Despite the strong face I’ve had pre and post surgery, I am ashamed to be as obsessed as I am about the vain fear of losing my hair. The reality is that I will likely be bald within the next month, and my hair will not have a chance to grow back for several months. I adore the fact that people believe that I will be “beautiful bald”, but I honestly do not believe that I will be capable of controlling my resentment and irritation if one more person suggests that “it will grow back”. My hair will be gone for a good season, if not two, and I will not have the option to “grow it back” right away. I will have the option to bare my head (which I don’t know if I have the boldness to do), wear a wig (which is very rarely not obvious), or to wear beanies, hats and scarves. I will choose the final option, but I doubt that I will come to terms with it. Please, please, please- if I whine about my impending baldness, just assure me that it sucks or don’t say anything at all. I’m not looking for compliments or reassurance of my ability to grow hair sans chemo. I’m just complaining about the fact that I will have side effects and that I can’t control this aspect of the cancer journey.

pathology and belonging

The pathology report….drum roll, please….all clear. All 9 nodes negative. After leaving 3 messages for the surgeon this week, she finally called to read the report that was sitting in her inbox since Monday. Frustrating, to say the least, but also a great relief. The size and nature of the tumor (HER2, ER/PR positive) make this cancer more aggressive, but because it’s not in the lymph nodes, it’s treatable.

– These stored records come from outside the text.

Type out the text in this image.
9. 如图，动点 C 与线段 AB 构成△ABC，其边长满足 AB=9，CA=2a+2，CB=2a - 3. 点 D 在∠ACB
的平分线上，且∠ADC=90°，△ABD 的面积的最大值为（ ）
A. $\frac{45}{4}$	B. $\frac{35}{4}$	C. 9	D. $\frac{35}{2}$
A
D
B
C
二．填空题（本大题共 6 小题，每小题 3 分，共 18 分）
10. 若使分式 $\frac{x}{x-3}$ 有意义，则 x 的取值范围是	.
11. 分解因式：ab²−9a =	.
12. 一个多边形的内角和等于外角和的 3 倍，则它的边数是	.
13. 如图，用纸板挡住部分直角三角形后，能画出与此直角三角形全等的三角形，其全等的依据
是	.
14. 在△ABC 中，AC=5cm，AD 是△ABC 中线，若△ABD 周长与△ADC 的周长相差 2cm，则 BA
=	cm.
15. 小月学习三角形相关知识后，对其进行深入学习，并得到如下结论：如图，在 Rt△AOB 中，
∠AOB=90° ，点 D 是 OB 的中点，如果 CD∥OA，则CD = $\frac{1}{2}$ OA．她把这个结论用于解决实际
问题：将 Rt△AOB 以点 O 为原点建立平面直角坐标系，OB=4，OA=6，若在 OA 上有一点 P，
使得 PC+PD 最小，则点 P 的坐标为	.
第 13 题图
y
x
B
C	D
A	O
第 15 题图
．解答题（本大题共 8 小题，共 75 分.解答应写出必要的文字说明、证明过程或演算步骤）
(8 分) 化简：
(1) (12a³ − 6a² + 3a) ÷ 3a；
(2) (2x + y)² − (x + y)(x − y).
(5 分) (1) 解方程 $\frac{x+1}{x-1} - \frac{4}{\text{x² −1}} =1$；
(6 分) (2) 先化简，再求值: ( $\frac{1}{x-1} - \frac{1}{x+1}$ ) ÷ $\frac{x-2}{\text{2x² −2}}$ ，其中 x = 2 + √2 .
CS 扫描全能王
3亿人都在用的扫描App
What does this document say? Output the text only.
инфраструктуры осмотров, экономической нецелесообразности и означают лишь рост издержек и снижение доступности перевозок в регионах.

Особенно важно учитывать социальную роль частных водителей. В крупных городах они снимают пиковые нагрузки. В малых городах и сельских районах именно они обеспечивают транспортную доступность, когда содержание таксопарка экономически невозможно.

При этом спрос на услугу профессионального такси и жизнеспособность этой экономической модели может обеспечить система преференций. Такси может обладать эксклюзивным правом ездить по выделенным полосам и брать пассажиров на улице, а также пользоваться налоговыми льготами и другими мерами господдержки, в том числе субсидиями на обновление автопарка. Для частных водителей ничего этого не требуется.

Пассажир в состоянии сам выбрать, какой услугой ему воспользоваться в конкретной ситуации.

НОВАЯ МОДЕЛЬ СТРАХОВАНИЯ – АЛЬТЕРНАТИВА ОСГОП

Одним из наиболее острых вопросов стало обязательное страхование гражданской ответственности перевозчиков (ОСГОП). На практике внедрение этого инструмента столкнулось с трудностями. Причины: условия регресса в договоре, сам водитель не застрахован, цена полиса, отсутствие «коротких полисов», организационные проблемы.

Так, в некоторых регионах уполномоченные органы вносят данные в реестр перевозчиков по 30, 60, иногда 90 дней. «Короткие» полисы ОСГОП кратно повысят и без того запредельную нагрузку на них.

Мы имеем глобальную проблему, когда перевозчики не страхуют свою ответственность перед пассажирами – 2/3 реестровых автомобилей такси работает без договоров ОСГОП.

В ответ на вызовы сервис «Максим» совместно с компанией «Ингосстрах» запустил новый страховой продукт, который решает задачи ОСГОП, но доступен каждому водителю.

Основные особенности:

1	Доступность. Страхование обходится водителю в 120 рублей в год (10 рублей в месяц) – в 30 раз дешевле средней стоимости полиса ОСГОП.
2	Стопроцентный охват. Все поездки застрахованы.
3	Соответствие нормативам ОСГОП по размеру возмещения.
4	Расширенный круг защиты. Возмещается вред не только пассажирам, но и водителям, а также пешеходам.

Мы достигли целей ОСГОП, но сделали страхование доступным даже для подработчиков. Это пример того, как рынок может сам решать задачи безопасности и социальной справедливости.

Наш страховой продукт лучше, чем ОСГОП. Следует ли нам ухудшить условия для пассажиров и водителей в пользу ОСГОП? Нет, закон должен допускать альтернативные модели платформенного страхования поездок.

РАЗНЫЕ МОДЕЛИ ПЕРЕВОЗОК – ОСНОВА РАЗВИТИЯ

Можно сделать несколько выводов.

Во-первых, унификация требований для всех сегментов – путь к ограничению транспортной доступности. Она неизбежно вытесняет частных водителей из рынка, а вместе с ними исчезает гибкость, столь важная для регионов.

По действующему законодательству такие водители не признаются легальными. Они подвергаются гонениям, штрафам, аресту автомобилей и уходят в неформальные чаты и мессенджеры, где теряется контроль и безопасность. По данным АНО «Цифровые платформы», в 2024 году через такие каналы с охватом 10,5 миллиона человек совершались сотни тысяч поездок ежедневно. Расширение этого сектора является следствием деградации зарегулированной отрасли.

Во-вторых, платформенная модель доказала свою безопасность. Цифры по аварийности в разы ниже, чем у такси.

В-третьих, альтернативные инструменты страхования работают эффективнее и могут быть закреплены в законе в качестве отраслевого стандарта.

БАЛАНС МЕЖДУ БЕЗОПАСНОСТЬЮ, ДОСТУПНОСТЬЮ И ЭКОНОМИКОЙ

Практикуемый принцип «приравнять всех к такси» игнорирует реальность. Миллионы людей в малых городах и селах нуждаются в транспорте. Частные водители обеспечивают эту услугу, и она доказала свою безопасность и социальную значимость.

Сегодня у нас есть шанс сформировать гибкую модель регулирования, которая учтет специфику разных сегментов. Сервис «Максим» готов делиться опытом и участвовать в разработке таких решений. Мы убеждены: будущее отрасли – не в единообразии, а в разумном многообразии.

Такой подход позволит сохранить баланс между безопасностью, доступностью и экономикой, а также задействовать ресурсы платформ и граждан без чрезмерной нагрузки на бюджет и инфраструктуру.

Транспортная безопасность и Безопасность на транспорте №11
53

With the actual tumor gone, I’m not quite sure how to describe my situation, especially given my difficulty with holding the idea of dis-ease in my body. I continue to recognize that I am not this cancer; that this experience is my journey and that the scars across my chest are my own reminder of where I’ve been. But does that mean I can now join the ranks of those women who carry the bold title of “survivor”, or do I have to wait until my head is free of my wiry hair and I have had chemicals pumped into my bloodstream? I feel lost in this period between surgery and chemo which feels like an in-between place in which I am empty of belonging, and free to pretend that I am merely healing from surgery. I suppose it helps that I feel fierce and fabulous, and that my flexibility is returning in recognizable daily ways. It also helps that I continue to receive strong embraces from people unafraid to hold my new frame and calls and emails as reminders that I am not alone as I traverse a new, foreign terrain.